My family just got back from a great few day journey. We spent a lot of time in the car, but there were some great memories to be made. We were blessed to get to finally make it to Kentucky to the Creation Museum. Dan and I have wanted to go there for years. One of Dan’s old professors from college is over their scenic/props/puppeteering department. We thoroughly enjoyed getting to see the museum and visit with this longtime friend. We then went to the Underground Railroad Museum in Cincinnati. My girls have both studied the historical significance of the Ohio River during the slave years prior to this, and it was an eye opening educational experience to them. We then were able to drive to Pittsburgh for the day, and Dan and I were able to retrace some of our “before we were married roots.” Here is a picture attached where we restaged his proposal. Unbeknownst to me, he’d made a ‘ring’ out of a bubblegum wrapper and surprised me with it. We had a super blessed trip.
However, many of my readers probably aren’t aware I am not of fan of long car rides. I loathe being stuck in a vehicle for major periods of time. What is even worse is when I have to drive. Somewhere in life I have started to struggle with a fear of driving on highways around huge semi-trucks. I make myself continue to do it. I will not let it overtake me. I know that God has not given me a spirit of fear (2 Timothy 1:7).
On one of the days it was my turn to drive and most of my family was asleep. It was raining. I-70 randomly decided that it wasn’t going to have any lines on the side of the road. Semi’s were crowding me. The cars behind me were getting mad. The mountains of WV to get to PA were in full force. I wasn’t feeling well. I was clutching the steering wheel praying. By the time my husband woke up he knew I wasn’t doing well. We were all getting hungry. I didn’t know where to stop. I love Mexican food and I love Chiptole. I had been craving it all day. However we were on the highway. I suppose I could have plugged it in my GPS, but I didn’t want to get too far off the highway. Suddenly I spotted a sign for another restaurant. I didn’t want to go to that one but I figured that was a sign that this upcoming exit would have some commerce. I wasn’t going to stop until I got that one. Something inside of me kept pushing me on.
“When are you stopping?” Dan was starving and I knew he knew that my knuckles were turning white from clutching to the steering wheel. He wanted to take over.
“Not until I get to that exit.” I was firm that something had to be there.
“What are you in the mood for?”
“I want Chipotle! But I’ll settle. We’ll stop there at that exit.”
Exits were coming and going and I could tell Dan wanted me to stop before, but I was determined.
Finally when we pulled off the highway the red sign beamed from afar.
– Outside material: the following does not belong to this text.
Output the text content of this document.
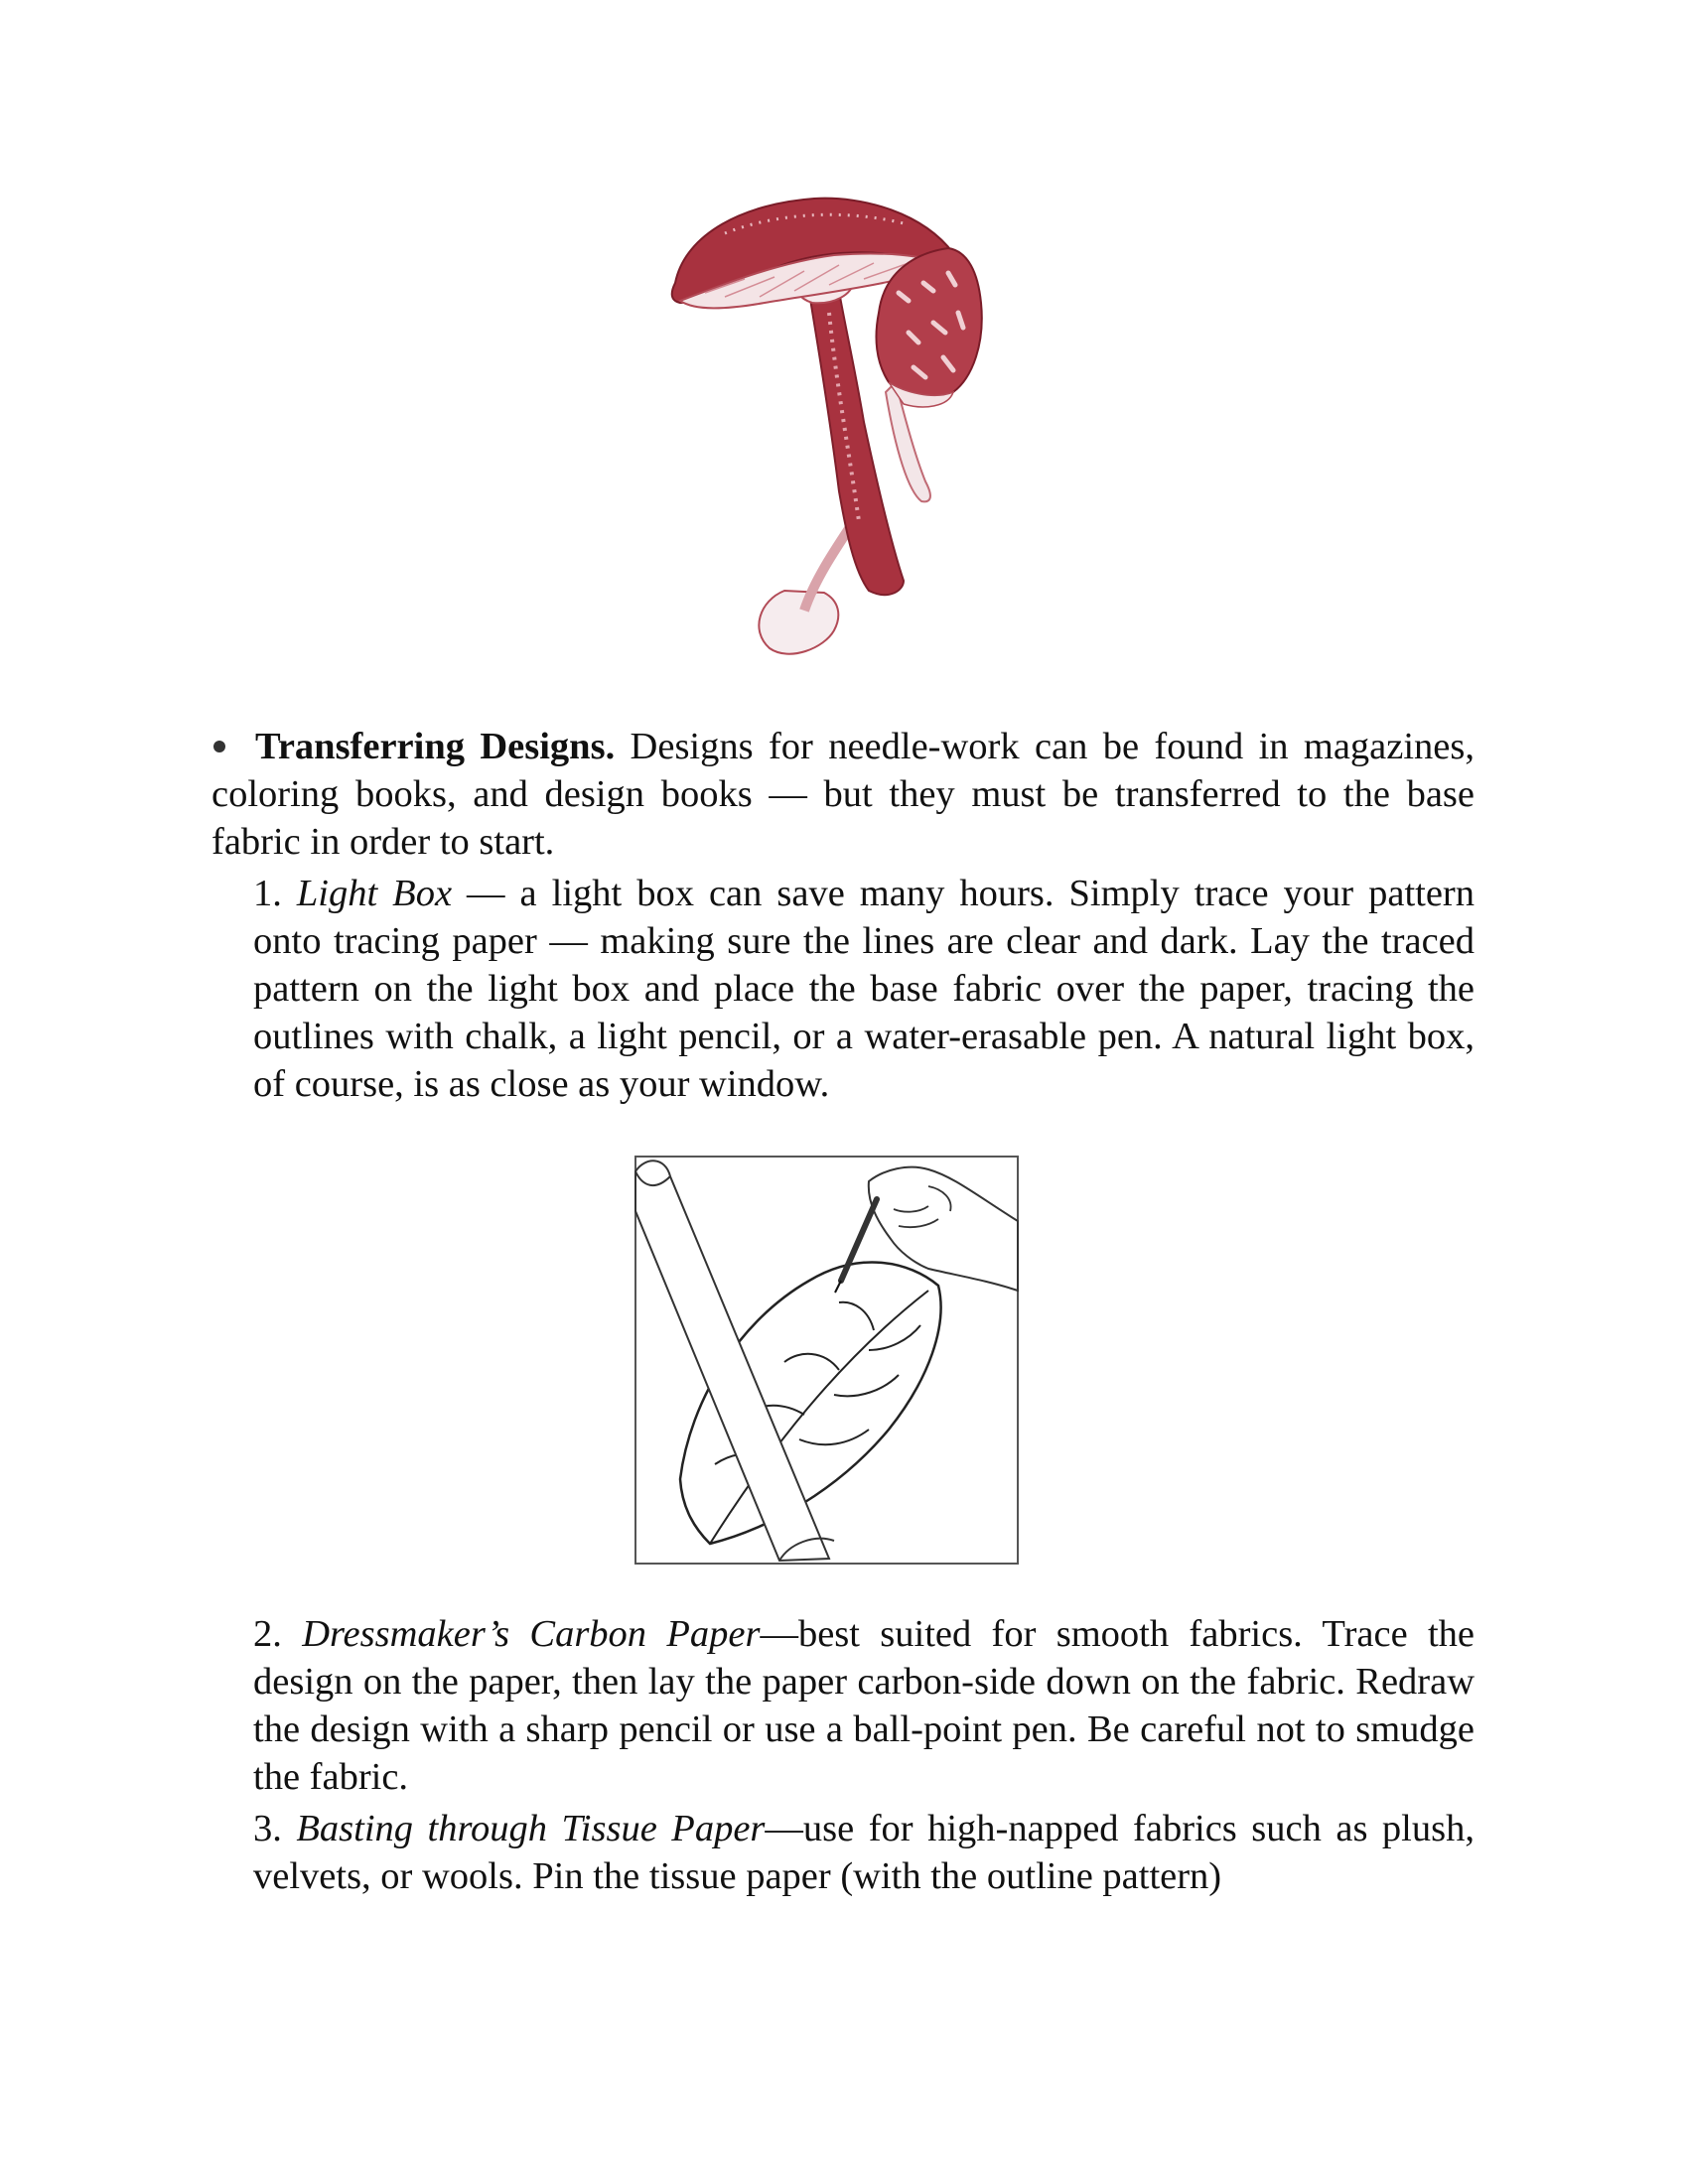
Transferring Designs. Designs for needle-work can be found in magazines, coloring books, and design books — but they must be transferred to the base fabric in order to start.
1. Light Box — a light box can save many hours. Simply trace your pattern onto tracing paper — making sure the lines are clear and dark. Lay the traced pattern on the light box and place the base fabric over the paper, tracing the outlines with chalk, a light pencil, or a water-erasable pen. A natural light box, of course, is as close as your window.
2. Dressmaker’s Carbon Paper—best suited for smooth fabrics. Trace the design on the paper, then lay the paper carbon-side down on the fabric. Redraw the design with a sharp pencil or use a ball-point pen. Be careful not to smudge the fabric.
3. Basting through Tissue Paper—use for high-napped fabrics such as plush, velvets, or wools. Pin the tissue paper (with the outline pattern)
The exit had a Chipotle. I understand this seems like such a small thing to many, but I felt like I had just waged a war getting through this fear I am overcoming, and God was rewarding me with Chipotle! There were so many stops before I almost pulled over, but yet in the end I got the burrito manna from heaven.
Perhaps to some this analogy may seem a little cheesy, but not to me. So many times in our life we persevere and wonder will we ever be rewarded in the end? We push through without being too sure what the outcome may look like. I want to promise you today, that God is a rewarder of those that diligently seek him! (Hebrews 11:6) He does not have you walk into a battle without having the outcome prepared. Me getting my Chipotle fix, I know is so very minor, but at that moment I wanted to get out of that car and hug the lady behind the counter. It was a big deal to me. God doesn’t want us to settle, He wants to reward us with what is beyond what we can imagine. Trust Him today. If you find yourself in a battle, He is working it out for your good. Trust Him even in the small things. He loves you so much that He likes to bless you. He wants to reward you. You have to trust Him!
God has awesome plans for your life. Get excited!